The Parliamentary Committee on Environment and Natural Resources is today expected to visit Achwa hydropower plant in Pader district in Northern Uganda over deemed energy.
Deemed energy is one of the thorny issues that have emerged in the liberalised electricity supply industry in the post-Uganda Electricity Board (UEB) era with the government paying billions of shillings on electricity produced but is not consumed.
The issue has become more problematic since 2012 when Bujagali power plant was commissioned.
According to the latest Auditor General's report, the Uganda Electricity Transmission Company Limited (UETCL) paid up to sh87.7b to 13 private generators during the financial year ended June 2021.

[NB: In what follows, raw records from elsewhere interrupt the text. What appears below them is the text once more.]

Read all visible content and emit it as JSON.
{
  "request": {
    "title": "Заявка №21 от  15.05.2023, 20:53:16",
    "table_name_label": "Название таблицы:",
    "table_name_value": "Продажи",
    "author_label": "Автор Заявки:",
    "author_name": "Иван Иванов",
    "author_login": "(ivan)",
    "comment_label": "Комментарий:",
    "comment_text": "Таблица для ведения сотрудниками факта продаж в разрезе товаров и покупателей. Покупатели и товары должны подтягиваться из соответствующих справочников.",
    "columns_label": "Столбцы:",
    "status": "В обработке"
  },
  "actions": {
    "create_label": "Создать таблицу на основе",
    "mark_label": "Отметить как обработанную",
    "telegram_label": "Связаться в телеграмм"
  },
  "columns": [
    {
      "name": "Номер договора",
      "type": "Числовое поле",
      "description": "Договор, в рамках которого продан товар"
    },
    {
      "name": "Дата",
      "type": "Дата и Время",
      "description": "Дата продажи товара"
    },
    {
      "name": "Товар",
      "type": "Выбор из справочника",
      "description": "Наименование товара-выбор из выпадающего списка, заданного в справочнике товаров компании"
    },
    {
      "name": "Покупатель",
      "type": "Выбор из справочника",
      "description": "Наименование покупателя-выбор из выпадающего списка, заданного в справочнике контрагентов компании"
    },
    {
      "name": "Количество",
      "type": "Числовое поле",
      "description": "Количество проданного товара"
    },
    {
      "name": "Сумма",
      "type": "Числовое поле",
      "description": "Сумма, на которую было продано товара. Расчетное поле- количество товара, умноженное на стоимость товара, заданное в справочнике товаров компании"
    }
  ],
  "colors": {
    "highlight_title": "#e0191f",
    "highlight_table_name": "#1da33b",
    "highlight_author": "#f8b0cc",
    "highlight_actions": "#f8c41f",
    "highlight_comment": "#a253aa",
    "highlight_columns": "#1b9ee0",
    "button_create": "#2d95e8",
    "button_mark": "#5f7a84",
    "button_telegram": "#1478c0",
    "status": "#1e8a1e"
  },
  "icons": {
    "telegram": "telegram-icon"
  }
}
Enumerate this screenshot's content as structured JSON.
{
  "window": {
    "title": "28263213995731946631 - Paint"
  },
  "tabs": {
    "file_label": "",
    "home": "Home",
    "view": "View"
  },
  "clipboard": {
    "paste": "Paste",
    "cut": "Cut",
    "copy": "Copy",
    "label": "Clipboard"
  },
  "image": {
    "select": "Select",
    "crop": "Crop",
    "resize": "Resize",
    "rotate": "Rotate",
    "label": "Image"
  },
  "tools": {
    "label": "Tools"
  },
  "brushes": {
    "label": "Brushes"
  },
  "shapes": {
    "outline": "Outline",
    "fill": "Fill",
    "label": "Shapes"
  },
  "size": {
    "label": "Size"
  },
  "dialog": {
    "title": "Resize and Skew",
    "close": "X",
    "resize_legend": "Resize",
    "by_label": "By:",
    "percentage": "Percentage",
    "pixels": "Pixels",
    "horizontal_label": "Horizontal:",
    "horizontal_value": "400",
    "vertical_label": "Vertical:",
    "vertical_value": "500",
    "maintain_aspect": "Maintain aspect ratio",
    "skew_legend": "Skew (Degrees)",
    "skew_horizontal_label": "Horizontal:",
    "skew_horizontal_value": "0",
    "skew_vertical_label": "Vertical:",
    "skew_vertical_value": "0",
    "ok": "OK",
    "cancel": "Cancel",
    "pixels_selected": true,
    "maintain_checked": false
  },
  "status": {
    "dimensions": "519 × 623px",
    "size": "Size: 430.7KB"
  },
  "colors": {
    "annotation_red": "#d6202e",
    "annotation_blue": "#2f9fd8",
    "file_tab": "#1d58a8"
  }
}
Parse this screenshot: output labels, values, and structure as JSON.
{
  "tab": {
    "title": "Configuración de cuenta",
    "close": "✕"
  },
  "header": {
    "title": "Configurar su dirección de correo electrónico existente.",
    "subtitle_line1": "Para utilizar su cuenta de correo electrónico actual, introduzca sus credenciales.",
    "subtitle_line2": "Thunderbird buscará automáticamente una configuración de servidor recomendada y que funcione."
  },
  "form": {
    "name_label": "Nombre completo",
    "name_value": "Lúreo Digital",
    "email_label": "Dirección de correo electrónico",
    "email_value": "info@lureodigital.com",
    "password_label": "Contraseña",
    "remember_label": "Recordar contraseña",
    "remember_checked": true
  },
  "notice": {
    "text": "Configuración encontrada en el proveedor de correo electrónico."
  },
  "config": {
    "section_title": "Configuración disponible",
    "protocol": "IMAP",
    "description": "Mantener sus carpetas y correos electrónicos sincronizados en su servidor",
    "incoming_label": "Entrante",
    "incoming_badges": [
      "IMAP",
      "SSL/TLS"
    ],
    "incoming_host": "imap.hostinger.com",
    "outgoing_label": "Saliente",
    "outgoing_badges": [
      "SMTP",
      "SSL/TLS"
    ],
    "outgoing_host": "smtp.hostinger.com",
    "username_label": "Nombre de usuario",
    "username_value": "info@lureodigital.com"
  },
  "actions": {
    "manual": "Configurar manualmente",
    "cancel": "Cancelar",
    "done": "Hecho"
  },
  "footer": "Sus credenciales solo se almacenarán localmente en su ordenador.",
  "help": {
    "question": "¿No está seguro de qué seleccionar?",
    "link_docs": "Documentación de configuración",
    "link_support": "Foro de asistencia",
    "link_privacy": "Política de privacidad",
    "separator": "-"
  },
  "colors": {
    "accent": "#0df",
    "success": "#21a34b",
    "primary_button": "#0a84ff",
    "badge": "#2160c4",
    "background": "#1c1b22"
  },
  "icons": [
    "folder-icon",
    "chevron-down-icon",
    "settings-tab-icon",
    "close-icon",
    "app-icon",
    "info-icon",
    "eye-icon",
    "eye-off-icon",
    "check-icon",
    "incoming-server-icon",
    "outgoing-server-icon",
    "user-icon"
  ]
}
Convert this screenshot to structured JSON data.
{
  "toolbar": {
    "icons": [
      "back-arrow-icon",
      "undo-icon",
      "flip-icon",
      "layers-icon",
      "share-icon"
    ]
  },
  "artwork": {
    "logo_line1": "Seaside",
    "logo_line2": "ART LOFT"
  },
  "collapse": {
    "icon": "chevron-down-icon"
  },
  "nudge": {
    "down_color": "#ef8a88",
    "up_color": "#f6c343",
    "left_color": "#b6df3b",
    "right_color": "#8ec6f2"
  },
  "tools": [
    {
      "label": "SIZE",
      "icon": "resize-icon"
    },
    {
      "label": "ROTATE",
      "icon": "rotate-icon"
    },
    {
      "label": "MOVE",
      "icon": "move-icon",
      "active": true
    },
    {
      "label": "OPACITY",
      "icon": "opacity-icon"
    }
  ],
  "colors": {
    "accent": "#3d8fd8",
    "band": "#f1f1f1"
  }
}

UETCL is the government agency mandated to purchase all the electricity generated in the country before selling it to distribution companies who in the end sell it to final consumers.
Two Achwa plants with a combined installed capacity of 83 megawatts are the biggest beneficiaries of these funds for they were developed to completion without a corresponding transmission line to evacuate the power generated.
The government through Uganda Electricity Distribution Company Limited (UEDCL) developed an emergency low voltage distribution line to evacuate some of the power from the plants.
In March, the development of a transmission line and associated substations to evacuate the plants commenced. It's expected to be completed in June next year.